Abidjan au cœur de la stratégie régionale contre la criminalité financière avec le GIABA

La capitale économique de la Côte d’Ivoire est le théâtre d’un événement majeur pour la sécurité financière régionale. Du 18 au 23 mai 2026, Abidjan accueille la 45ème réunion de la Commission technique et plénière du Groupe Intergouvernemental d’Action contre le Blanchiment d’Argent en Afrique de l’Ouest (GIABA), parallèlement à la 31ème session de son Comité ministériel. L’ouverture officielle des travaux s’est déroulée à Cocody, réunissant un panel d’experts, des délégués des États membres de la CEDEAO, ainsi que des partenaires internationaux de premier plan.
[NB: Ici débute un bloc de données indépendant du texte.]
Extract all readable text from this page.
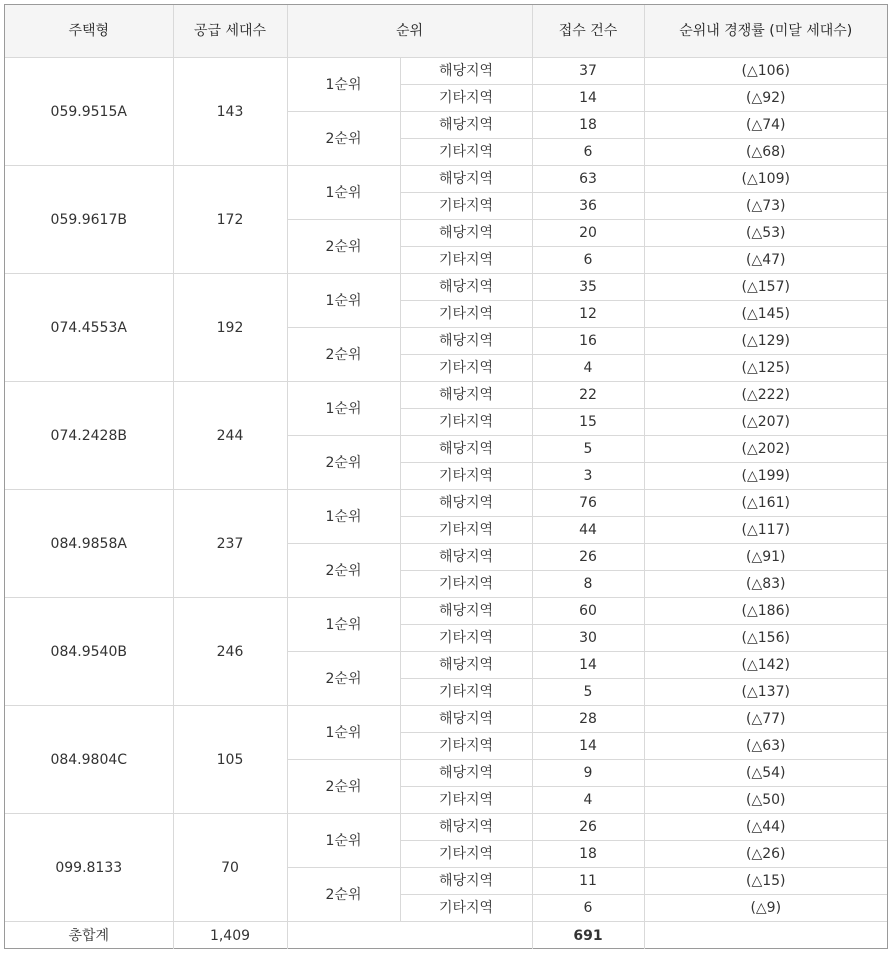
주택형	공급 세대수	순위		접수 건수	순위내 경쟁률 (미달 세대수)
059.9515A	143	1순위	해당지역	37	(△106)
			기타지역	14	(△92)
		2순위	해당지역	18	(△74)
			기타지역	6	(△68)
059.9617B	172	1순위	해당지역	63	(△109)
			기타지역	36	(△73)
		2순위	해당지역	20	(△53)
			기타지역	6	(△47)
074.4553A	192	1순위	해당지역	35	(△157)
			기타지역	12	(△145)
		2순위	해당지역	16	(△129)
			기타지역	4	(△125)
074.2428B	244	1순위	해당지역	22	(△222)
			기타지역	15	(△207)
		2순위	해당지역	5	(△202)
			기타지역	3	(△199)
084.9858A	237	1순위	해당지역	76	(△161)
			기타지역	44	(△117)
		2순위	해당지역	26	(△91)
			기타지역	8	(△83)
084.9540B	246	1순위	해당지역	60	(△186)
			기타지역	30	(△156)
		2순위	해당지역	14	(△142)
			기타지역	5	(△137)
084.9804C	105	1순위	해당지역	28	(△77)
			기타지역	14	(△63)
		2순위	해당지역	9	(△54)
			기타지역	4	(△50)
099.8133	70	1순위	해당지역	26	(△44)
			기타지역	18	(△26)
		2순위	해당지역	11	(△15)
			기타지역	6	(△9)
총합계	1,409			691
Une plateforme stratégique pour la sécurité financière en Afrique de l’Ouest

Ce sommet régional, organisé en partenariat avec les autorités ivoiriennes, s’impose comme le pivot de la coordination des politiques de lutte contre le blanchiment de capitaux et le financement du terrorisme (LBC/FT) dans l’espace ouest-africain. L’objectif est clair : harmoniser les méthodes d’évaluation et renforcer la surveillance des flux financiers suspects.

Au programme de cette session plénière, les spécialistes se penchent sur les rapports de suivi nationaux issus du deuxième cycle des évaluations mutuelles. Les discussions incluent également l’analyse des tendances criminelles identifiées par le Groupe de Travail sur les Risques, Tendances et Méthodes (RTMG), ainsi que le renforcement de la coopération entre les différentes Cellules de Renseignement Financier (CRF) de la région.
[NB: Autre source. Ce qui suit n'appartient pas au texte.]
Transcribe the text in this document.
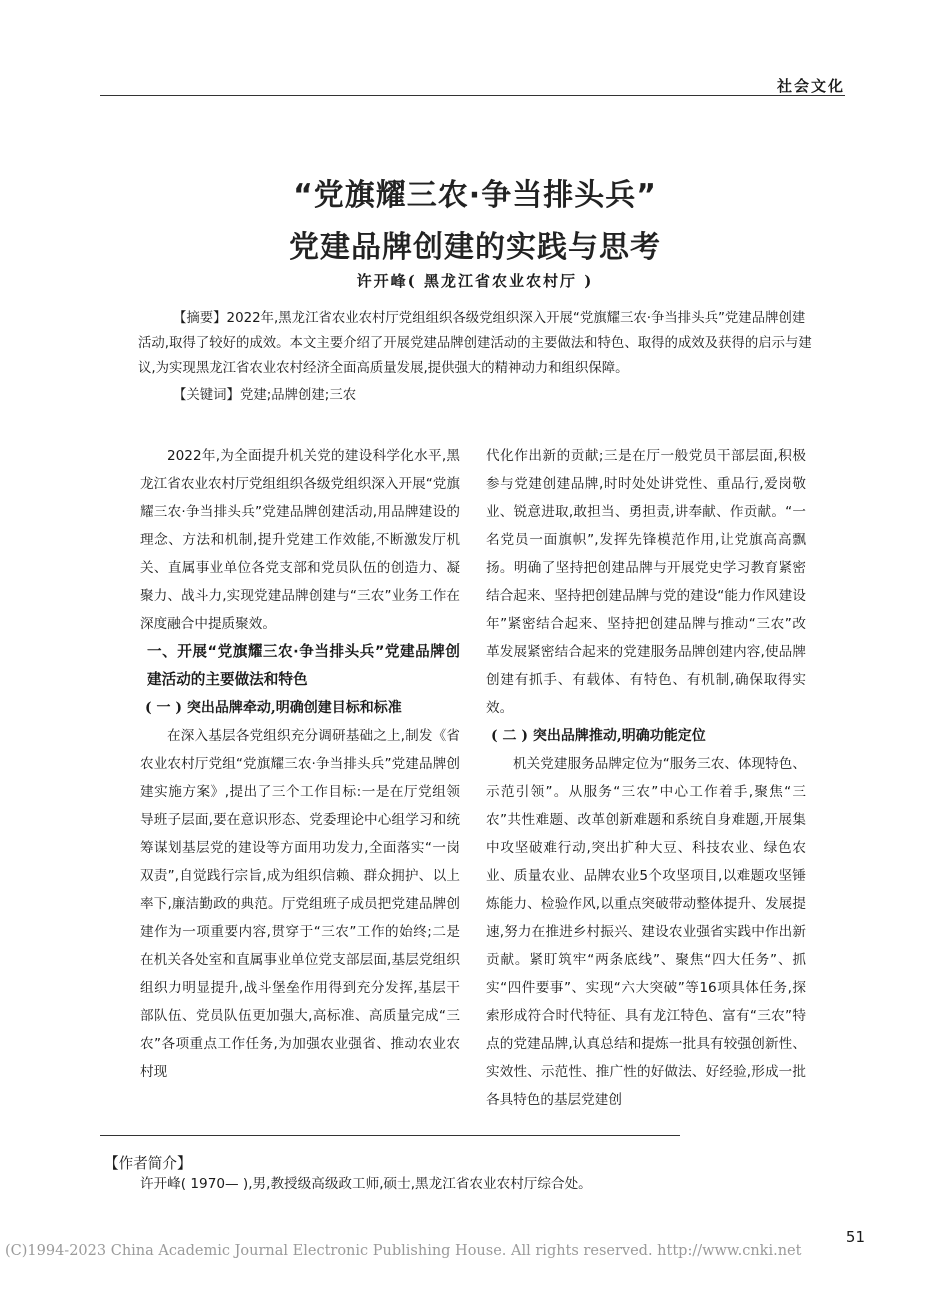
社会文化
“党旗耀三农·争当排头兵”
党建品牌创建的实践与思考
许开峰( 黑龙江省农业农村厅 )

【摘要】2022年,黑龙江省农业农村厅党组组织各级党组织深入开展“党旗耀三农·争当排头兵”党建品牌创建活动,取得了较好的成效。本文主要介绍了开展党建品牌创建活动的主要做法和特色、取得的成效及获得的启示与建议,为实现黑龙江省农业农村经济全面高质量发展,提供强大的精神动力和组织保障。

【关键词】党建;品牌创建;三农

2022年,为全面提升机关党的建设科学化水平,黑龙江省农业农村厅党组组织各级党组织深入开展“党旗耀三农·争当排头兵”党建品牌创建活动,用品牌建设的理念、方法和机制,提升党建工作效能,不断激发厅机关、直属事业单位各党支部和党员队伍的创造力、凝聚力、战斗力,实现党建品牌创建与“三农”业务工作在深度融合中提质聚效。

一、开展“党旗耀三农·争当排头兵”党建品牌创建活动的主要做法和特色

( 一 ) 突出品牌牵动,明确创建目标和标准

在深入基层各党组织充分调研基础之上,制发《省农业农村厅党组“党旗耀三农·争当排头兵”党建品牌创建实施方案》,提出了三个工作目标:一是在厅党组领导班子层面,要在意识形态、党委理论中心组学习和统筹谋划基层党的建设等方面用功发力,全面落实“一岗双责”,自觉践行宗旨,成为组织信赖、群众拥护、以上率下,廉洁勤政的典范。厅党组班子成员把党建品牌创建作为一项重要内容,贯穿于“三农”工作的始终;二是在机关各处室和直属事业单位党支部层面,基层党组织组织力明显提升,战斗堡垒作用得到充分发挥,基层干部队伍、党员队伍更加强大,高标准、高质量完成“三农”各项重点工作任务,为加强农业强省、推动农业农村现

代化作出新的贡献;三是在厅一般党员干部层面,积极参与党建创建品牌,时时处处讲党性、重品行,爱岗敬业、锐意进取,敢担当、勇担责,讲奉献、作贡献。“一名党员一面旗帜”,发挥先锋模范作用,让党旗高高飘扬。明确了坚持把创建品牌与开展党史学习教育紧密结合起来、坚持把创建品牌与党的建设“能力作风建设年”紧密结合起来、坚持把创建品牌与推动“三农”改革发展紧密结合起来的党建服务品牌创建内容,使品牌创建有抓手、有载体、有特色、有机制,确保取得实效。

( 二 ) 突出品牌推动,明确功能定位

机关党建服务品牌定位为“服务三农、体现特色、示范引领”。从服务“三农”中心工作着手,聚焦“三农”共性难题、改革创新难题和系统自身难题,开展集中攻坚破难行动,突出扩种大豆、科技农业、绿色农业、质量农业、品牌农业5个攻坚项目,以难题攻坚锤炼能力、检验作风,以重点突破带动整体提升、发展提速,努力在推进乡村振兴、建设农业强省实践中作出新贡献。紧盯筑牢“两条底线”、聚焦“四大任务”、抓实“四件要事”、实现“六大突破”等16项具体任务,探索形成符合时代特征、具有龙江特色、富有“三农”特点的党建品牌,认真总结和提炼一批具有较强创新性、实效性、示范性、推广性的好做法、好经验,形成一批各具特色的基层党建创

【作者简介】
许开峰( 1970— ),男,教授级高级政工师,硕士,黑龙江省农业农村厅综合处。
51
(C)1994-2023 China Academic Journal Electronic Publishing House. All rights reserved. http://www.cnki.net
L’engagement ferme de la Côte d’Ivoire

Représentant le ministère de l’Économie, des Finances et du Budget, le ministre Moussa Sanogo a souligné la détermination de l’État ivoirien à assainir son secteur financier. Sous l’impulsion du Président Alassane Ouattara, la Côte d’Ivoire a entrepris des réformes structurelles profondes pour se conformer aux exigences internationales dictées par le Groupe d’Action Financière (GAFI).
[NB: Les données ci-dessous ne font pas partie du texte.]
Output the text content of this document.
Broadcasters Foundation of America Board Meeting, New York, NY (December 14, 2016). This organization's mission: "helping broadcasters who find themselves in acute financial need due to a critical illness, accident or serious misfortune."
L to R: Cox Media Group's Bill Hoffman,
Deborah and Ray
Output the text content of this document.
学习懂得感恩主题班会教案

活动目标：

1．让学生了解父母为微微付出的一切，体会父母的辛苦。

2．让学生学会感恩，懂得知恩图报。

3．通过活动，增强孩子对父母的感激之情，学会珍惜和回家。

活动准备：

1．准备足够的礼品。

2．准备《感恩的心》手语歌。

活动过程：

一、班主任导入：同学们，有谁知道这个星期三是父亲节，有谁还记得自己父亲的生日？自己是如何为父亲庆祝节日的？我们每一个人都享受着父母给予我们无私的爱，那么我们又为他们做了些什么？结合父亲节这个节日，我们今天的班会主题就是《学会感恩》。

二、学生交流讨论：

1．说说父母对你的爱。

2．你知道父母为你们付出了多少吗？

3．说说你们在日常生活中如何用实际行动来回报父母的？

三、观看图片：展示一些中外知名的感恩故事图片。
« Notre efficacité repose sur une collaboration étroite, le partage d’informations et une volonté politique inébranlable », a affirmé le ministre. Il a rappelé que la stabilité économique et la paix sociale dépendent directement de la capacité des États à contrer les réseaux criminels transnationaux qui menacent l’attractivité des investissements en Afrique de l’Ouest.

Intelligence artificielle et nouveaux défis technologiques

La présidente de la Commission technique du GIABA, Hafsat Abubakar Bakari, a salué les progrès réalisés par la Côte d’Ivoire, notamment en matière d’interopérabilité des données financières. Elle a toutefois mis en garde contre l’émergence de nouvelles menaces technologiques. L’usage de l’intelligence artificielle générative, des deepfakes et des identités synthétiques par les organisations criminelles impose une mise à jour urgente des protocoles de vérification (KYC) et des méthodes d’enquête.

La transparence sur les bénéficiaires effectifs des entreprises reste également une priorité absolue pour le troisième cycle d’évaluations à venir. Enfin, Hafsat Abubakar Bakari a cité en exemple le Burkina Faso, le Mali et le Nigeria, qui ont récemment réussi à sortir de la liste grise du GAFI, encourageant la Côte d’Ivoire à poursuivre ses efforts pour obtenir des résultats similaires rapidement.

Cette rencontre internationale devrait aboutir à des résolutions concrètes pour verrouiller davantage le système financier de la CEDEAO face aux flux illicites, dans un environnement marqué par des enjeux sécuritaires croissants.